12 Days of Personal Finance

What To Do When the IRS Comes-a-Calling

Texas CPAs Offer Tips on Preparing for an Audit

What’s the one thing that can send chills down a taxpayer’s spine more than a cold winter wind? The thought of an Internal Revenue Service (IRS) audit.

Texas CPAs say you should respond promptly if you receive an audit notice from the IRS. You can ask for a postponement in order to have more time to gather your documents and prepare for the audit.

According to Texas Society of Certified Public Accountants (TSCPA) Chairman, Kym Anderson, the IRS can generally audit your return within three years from the date the return was due or when it was actually filed.
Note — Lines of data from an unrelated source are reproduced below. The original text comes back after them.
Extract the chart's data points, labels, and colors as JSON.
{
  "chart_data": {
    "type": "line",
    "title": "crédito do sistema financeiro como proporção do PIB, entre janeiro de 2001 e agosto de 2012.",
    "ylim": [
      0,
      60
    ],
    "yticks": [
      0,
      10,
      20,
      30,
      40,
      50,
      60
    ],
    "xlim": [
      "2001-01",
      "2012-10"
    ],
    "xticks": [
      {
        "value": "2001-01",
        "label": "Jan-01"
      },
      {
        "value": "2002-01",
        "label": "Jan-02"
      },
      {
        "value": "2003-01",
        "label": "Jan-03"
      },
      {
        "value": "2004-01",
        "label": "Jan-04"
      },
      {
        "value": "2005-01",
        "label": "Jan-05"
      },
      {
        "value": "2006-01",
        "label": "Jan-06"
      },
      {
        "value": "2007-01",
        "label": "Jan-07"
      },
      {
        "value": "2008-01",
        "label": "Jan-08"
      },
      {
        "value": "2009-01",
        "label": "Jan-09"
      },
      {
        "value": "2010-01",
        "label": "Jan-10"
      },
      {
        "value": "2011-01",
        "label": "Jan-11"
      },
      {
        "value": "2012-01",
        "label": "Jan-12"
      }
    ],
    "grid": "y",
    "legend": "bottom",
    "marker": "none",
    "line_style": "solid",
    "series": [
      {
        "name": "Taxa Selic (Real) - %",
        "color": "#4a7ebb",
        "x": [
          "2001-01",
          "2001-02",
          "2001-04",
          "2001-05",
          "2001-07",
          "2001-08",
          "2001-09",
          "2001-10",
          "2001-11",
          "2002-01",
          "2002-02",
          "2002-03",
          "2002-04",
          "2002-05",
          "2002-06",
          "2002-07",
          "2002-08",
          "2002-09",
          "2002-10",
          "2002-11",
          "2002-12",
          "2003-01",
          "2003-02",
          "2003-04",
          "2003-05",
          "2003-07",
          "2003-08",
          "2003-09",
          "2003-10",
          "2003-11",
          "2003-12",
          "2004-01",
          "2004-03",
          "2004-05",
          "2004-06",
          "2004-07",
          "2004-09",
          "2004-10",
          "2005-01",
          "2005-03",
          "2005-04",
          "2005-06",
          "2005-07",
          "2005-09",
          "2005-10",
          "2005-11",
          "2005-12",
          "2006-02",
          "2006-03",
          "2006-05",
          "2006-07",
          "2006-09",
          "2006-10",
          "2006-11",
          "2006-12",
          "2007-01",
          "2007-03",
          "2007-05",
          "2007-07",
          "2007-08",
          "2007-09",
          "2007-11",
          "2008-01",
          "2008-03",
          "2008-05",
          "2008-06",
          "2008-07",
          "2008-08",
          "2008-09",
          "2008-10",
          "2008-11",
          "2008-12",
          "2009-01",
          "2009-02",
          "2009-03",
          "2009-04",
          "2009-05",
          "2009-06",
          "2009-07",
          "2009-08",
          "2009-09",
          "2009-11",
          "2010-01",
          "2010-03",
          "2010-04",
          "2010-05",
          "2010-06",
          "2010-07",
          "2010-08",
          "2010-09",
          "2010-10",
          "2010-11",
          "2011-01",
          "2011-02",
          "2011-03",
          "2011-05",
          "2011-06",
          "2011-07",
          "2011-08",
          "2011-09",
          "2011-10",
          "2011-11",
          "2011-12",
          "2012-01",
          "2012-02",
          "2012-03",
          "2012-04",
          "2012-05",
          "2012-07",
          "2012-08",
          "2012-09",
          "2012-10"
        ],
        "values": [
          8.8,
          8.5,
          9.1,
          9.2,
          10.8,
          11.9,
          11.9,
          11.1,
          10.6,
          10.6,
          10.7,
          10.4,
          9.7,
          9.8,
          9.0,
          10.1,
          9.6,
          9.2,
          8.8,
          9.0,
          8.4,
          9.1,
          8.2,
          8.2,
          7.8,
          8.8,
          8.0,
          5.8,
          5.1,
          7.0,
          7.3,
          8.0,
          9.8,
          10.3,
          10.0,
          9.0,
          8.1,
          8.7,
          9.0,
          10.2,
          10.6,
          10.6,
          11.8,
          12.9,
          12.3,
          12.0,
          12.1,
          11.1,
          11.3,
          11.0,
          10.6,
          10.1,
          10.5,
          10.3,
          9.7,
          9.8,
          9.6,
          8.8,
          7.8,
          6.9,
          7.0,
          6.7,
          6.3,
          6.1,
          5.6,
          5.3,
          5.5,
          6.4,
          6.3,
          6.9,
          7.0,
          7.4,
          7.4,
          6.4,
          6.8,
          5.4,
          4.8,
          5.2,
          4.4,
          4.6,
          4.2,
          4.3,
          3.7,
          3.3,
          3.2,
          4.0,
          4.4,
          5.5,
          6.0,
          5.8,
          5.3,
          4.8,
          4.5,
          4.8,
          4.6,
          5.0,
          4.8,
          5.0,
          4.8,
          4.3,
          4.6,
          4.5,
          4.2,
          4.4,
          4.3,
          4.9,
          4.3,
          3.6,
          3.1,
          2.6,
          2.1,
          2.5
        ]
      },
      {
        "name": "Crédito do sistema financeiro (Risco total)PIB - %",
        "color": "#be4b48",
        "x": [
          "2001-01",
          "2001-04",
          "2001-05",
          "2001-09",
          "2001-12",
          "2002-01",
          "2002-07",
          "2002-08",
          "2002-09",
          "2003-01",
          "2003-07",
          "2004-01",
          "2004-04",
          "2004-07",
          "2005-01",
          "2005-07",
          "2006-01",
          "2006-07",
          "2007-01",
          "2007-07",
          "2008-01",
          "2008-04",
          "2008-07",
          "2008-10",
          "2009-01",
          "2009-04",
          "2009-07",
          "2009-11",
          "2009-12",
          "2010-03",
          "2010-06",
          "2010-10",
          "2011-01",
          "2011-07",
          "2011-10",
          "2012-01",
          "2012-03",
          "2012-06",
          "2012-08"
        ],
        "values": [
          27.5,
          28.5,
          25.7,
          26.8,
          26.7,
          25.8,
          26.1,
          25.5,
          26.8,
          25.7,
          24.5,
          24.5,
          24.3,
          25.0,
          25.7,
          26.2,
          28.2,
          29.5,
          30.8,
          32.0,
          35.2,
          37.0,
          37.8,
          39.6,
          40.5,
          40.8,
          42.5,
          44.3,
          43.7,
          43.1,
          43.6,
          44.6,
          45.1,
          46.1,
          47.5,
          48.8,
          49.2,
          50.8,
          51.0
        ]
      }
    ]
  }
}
However, the statute of limitations extends to six years if you substantially underreport your income and there is no statute of limitations when you fail to file a return.

“When you’re preparing for an audit, one of the first things to do is read IRS Publication 1, Taxpayer’s Bill of Rights. This document spells out how the IRS must conduct an audit and it explains the rights of a taxpayer whose return is being examined,” said Anderson.

Besides being aware of your rights, Texas CPAs recommend thoroughly reviewing your return to refresh your memory and to start collecting all the relevant records and documents you need to support income, deductions and credits.

In most cases, it’s also a good idea to enlist the services of a CPA or other tax professional. He or she can help prepare you before you go to the audit, accompanying you, or by attending in your place.